Secondly, inspired by my reading of Joel Salatin’s books I started to think about how I might be able to manage my paddocks to keep them vegetative and covered for as long as I could through the season.  One of the key aspects of building soil is to always have something growing.  Growing plants not only protect the soil from erosion and heat, they also interact with and feed soil microbes, becoming an integral part of the nutrient cycle and sequestering carbon back in to the soil where it belongs from the atmosphere.  I started to grow grasses that could handle the dry summers such as cocksfoot and Phalaris and complemented this with cool grasses for autumn and winter growth and allowed native species to also become part of this mix.  Into this we then integrated various weeds and forbs that provide more biodiversity and nutrition for livestock such as chicory, dandelion, plantain, buckwheat, millet, and sorghum.  They say that a really healthy pasture would have over 60 species of plants growing at any one time. This provides animals and soil with the diversity it needs to flourish.  I have some way to go, but we are on the right journey.

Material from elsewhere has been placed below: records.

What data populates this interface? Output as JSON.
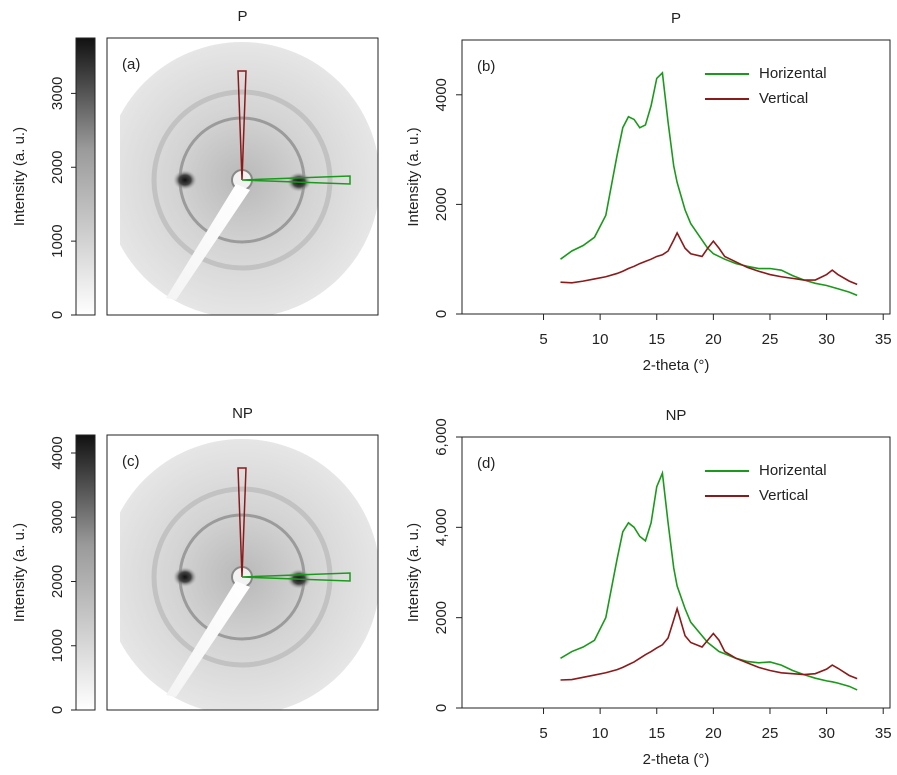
{
  "chart_data": [
    {
      "type": "image",
      "title": "P",
      "panel_label": "(a)",
      "ylabel": "Intensity (a. u.)",
      "ylim": [
        0,
        3750
      ],
      "yticks": [
        0,
        1000,
        2000,
        3000
      ]
    },
    {
      "type": "line",
      "title": "P",
      "panel_label": "(b)",
      "ylabel": "Intensity (a. u.)",
      "xlabel": "2-theta (°)",
      "xlim": [
        -2.2,
        35.6
      ],
      "xticks": [
        5,
        10,
        15,
        20,
        25,
        30,
        35
      ],
      "ylim": [
        0,
        5000
      ],
      "yticks": [
        0,
        2000,
        4000
      ],
      "legend": "upper right",
      "x": [
        6.5,
        7.5,
        8.5,
        9.5,
        10.5,
        11.5,
        12,
        12.5,
        13,
        13.5,
        14,
        14.5,
        15,
        15.5,
        16,
        16.5,
        16.8,
        17.5,
        18,
        19,
        19.5,
        20,
        20.5,
        21,
        22,
        23,
        24,
        25,
        26,
        27,
        28,
        29,
        30,
        30.5,
        31,
        32,
        32.7
      ],
      "series": [
        {
          "name": "Horizental",
          "color": "#1a9a1a",
          "values": [
            1000,
            1150,
            1250,
            1400,
            1800,
            2900,
            3400,
            3600,
            3550,
            3400,
            3450,
            3800,
            4300,
            4400,
            3500,
            2700,
            2400,
            1900,
            1650,
            1350,
            1200,
            1100,
            1050,
            1000,
            920,
            870,
            830,
            830,
            800,
            700,
            620,
            560,
            520,
            490,
            460,
            400,
            340
          ]
        },
        {
          "name": "Vertical",
          "color": "#8b1a1a",
          "values": [
            580,
            570,
            600,
            640,
            680,
            740,
            780,
            830,
            870,
            920,
            960,
            1000,
            1050,
            1080,
            1150,
            1350,
            1480,
            1200,
            1100,
            1050,
            1200,
            1330,
            1200,
            1050,
            950,
            850,
            780,
            720,
            680,
            650,
            620,
            620,
            720,
            800,
            720,
            600,
            540
          ]
        }
      ]
    },
    {
      "type": "image",
      "title": "NP",
      "panel_label": "(c)",
      "ylabel": "Intensity (a. u.)",
      "ylim": [
        0,
        4280
      ],
      "yticks": [
        0,
        1000,
        2000,
        3000,
        4000
      ]
    },
    {
      "type": "line",
      "title": "NP",
      "panel_label": "(d)",
      "ylabel": "Intensity (a. u.)",
      "xlabel": "2-theta (°)",
      "xlim": [
        -2.2,
        35.6
      ],
      "xticks": [
        5,
        10,
        15,
        20,
        25,
        30,
        35
      ],
      "ylim": [
        0,
        6000
      ],
      "yticks": [
        0,
        2000,
        {
          "value": 4000,
          "label": "4,000"
        },
        {
          "value": 6000,
          "label": "6,000"
        }
      ],
      "legend": "upper right",
      "x": [
        6.5,
        7.5,
        8.5,
        9.5,
        10.5,
        11.5,
        12,
        12.5,
        13,
        13.5,
        14,
        14.5,
        15,
        15.5,
        16,
        16.5,
        16.8,
        17.5,
        18,
        19,
        19.5,
        20,
        20.5,
        21,
        22,
        23,
        24,
        25,
        26,
        27,
        28,
        29,
        30,
        30.5,
        31,
        32,
        32.7
      ],
      "series": [
        {
          "name": "Horizental",
          "color": "#1a9a1a",
          "values": [
            1100,
            1250,
            1350,
            1500,
            2000,
            3300,
            3900,
            4100,
            4000,
            3800,
            3700,
            4100,
            4900,
            5200,
            4100,
            3100,
            2700,
            2200,
            1900,
            1600,
            1450,
            1350,
            1250,
            1200,
            1100,
            1030,
            1000,
            1020,
            950,
            830,
            740,
            660,
            600,
            580,
            550,
            480,
            400
          ]
        },
        {
          "name": "Vertical",
          "color": "#8b1a1a",
          "values": [
            620,
            630,
            680,
            730,
            780,
            850,
            900,
            960,
            1020,
            1100,
            1180,
            1250,
            1330,
            1400,
            1550,
            1950,
            2200,
            1600,
            1450,
            1350,
            1500,
            1650,
            1500,
            1250,
            1100,
            1000,
            900,
            830,
            780,
            760,
            740,
            760,
            860,
            950,
            880,
            720,
            650
          ]
        }
      ]
    }
  ]
}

Thirdly, we needed to give the soil a helping hand through the addition of tonics and preparations that encourage microbial diversity and proliferation.  After all, its these bacteria and fungi alongside small invertebrates and insects that are the predominant builders of soil and humus.  One of the concepts of both organic and biodynamic practices is that you feed the soil not the plant.  A healthy soil will provide the plant with all it needs to become a healthy, nutrient rich food source for humans and animals.   We started to make our own plant teas, seaweed concentrates, and compost preparations based largely on biodynamics to encourage this microbial growth to build the soil.  Sprayed out over the growing season these work with nature to build soil and support the microbes within it that unlock all the required nutrients and minerals that the plant requires.

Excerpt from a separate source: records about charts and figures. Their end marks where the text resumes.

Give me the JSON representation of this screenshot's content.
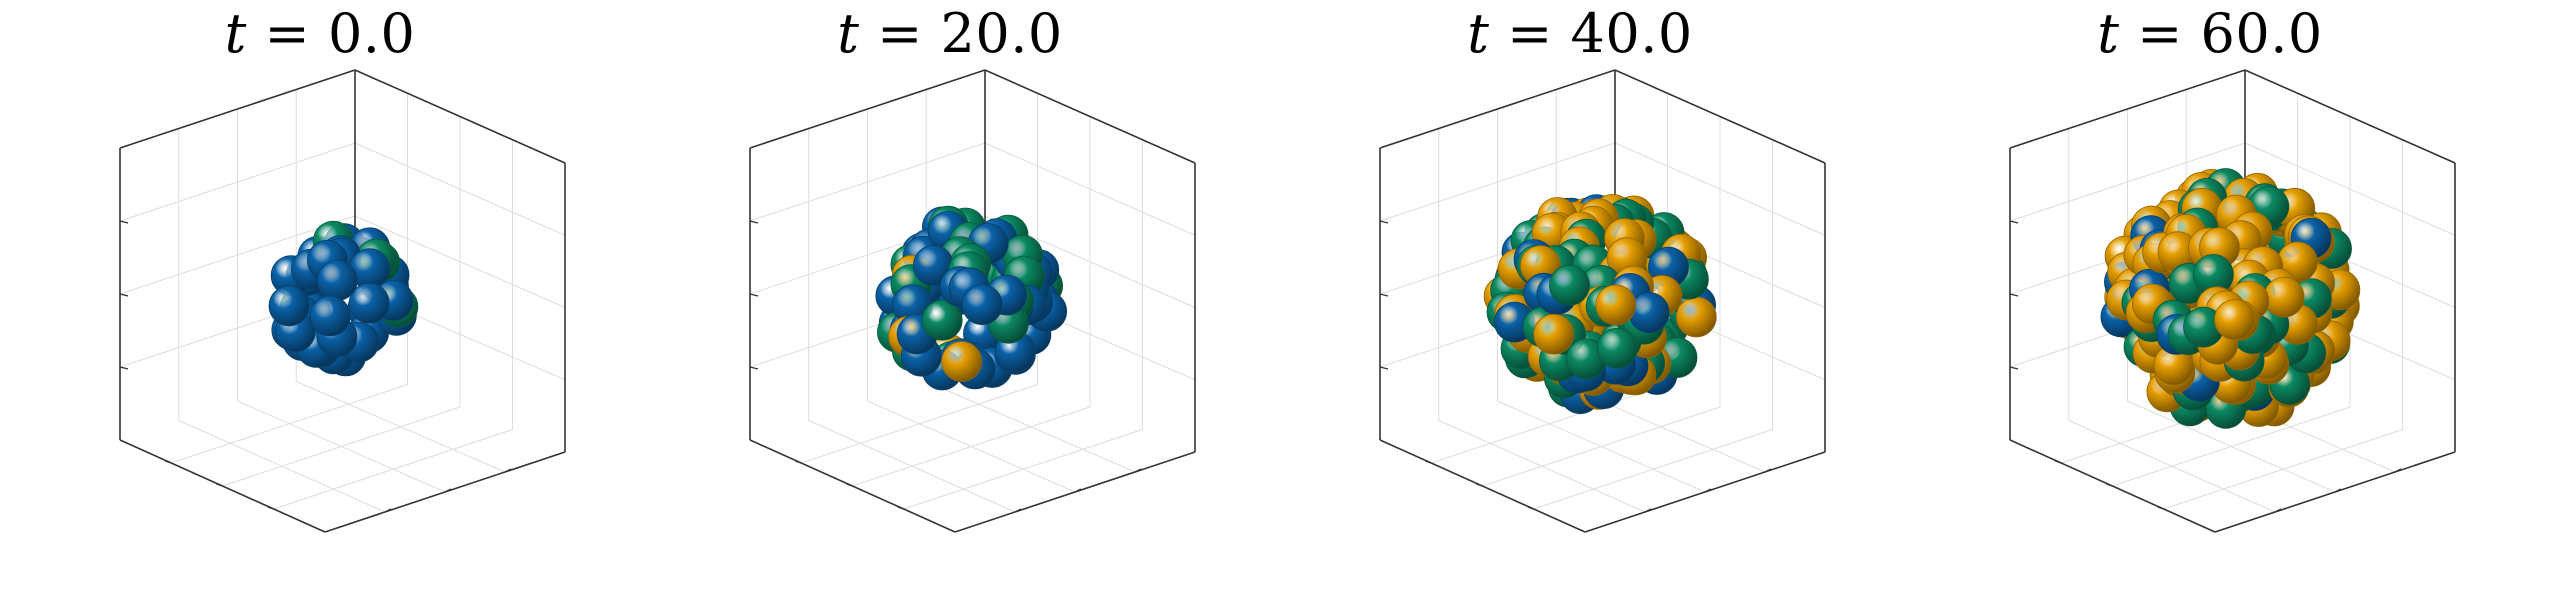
{
  "figure": {
    "panels": [
      {
        "variable": "t",
        "equals": "=",
        "value": "0.0",
        "counts": {
          "blue": 40,
          "green": 6,
          "orange": 0
        },
        "spread": 0.52
      },
      {
        "variable": "t",
        "equals": "=",
        "value": "20.0",
        "counts": {
          "blue": 55,
          "green": 25,
          "orange": 4
        },
        "spread": 0.68
      },
      {
        "variable": "t",
        "equals": "=",
        "value": "40.0",
        "counts": {
          "blue": 28,
          "green": 70,
          "orange": 70
        },
        "spread": 0.84
      },
      {
        "variable": "t",
        "equals": "=",
        "value": "60.0",
        "counts": {
          "blue": 14,
          "green": 65,
          "orange": 150
        },
        "spread": 1.0
      }
    ],
    "colors": {
      "blue": "#0a62a8",
      "green": "#0b8a62",
      "orange": "#e69f00",
      "axis": "#333333",
      "grid": "#dddddd"
    }
  }
}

I do not claim to be an expert on organic farming in any way and have so much more to learn.  But I can say with confidence that our soil is healthier and growing, our biodiversity on the farm has increased dramatically for the better, our animals are very happy and healthy and my family can walk around in confidence that there are no harmful chemicals under foot or lying around.  It’s also way less stressful for me and the pursuit of picture-perfect agricultural perfection of monocultures is, thank goodness a distant memory. 


The organic journey for us as a family continues to evolve as have now embraced organic vegetable gardening with passion and a longer term aspiration to be self-sufficient.  It’s another exciting learning opportunity and the early years have seen plenty of failures.  As we build the soil over time in our veggie patches through extensive composting, I know that we will grow strong, nutrient rich and more pest resistant food as the years progress and these failures will start to dissipate. 


We are on a journey, and we love it.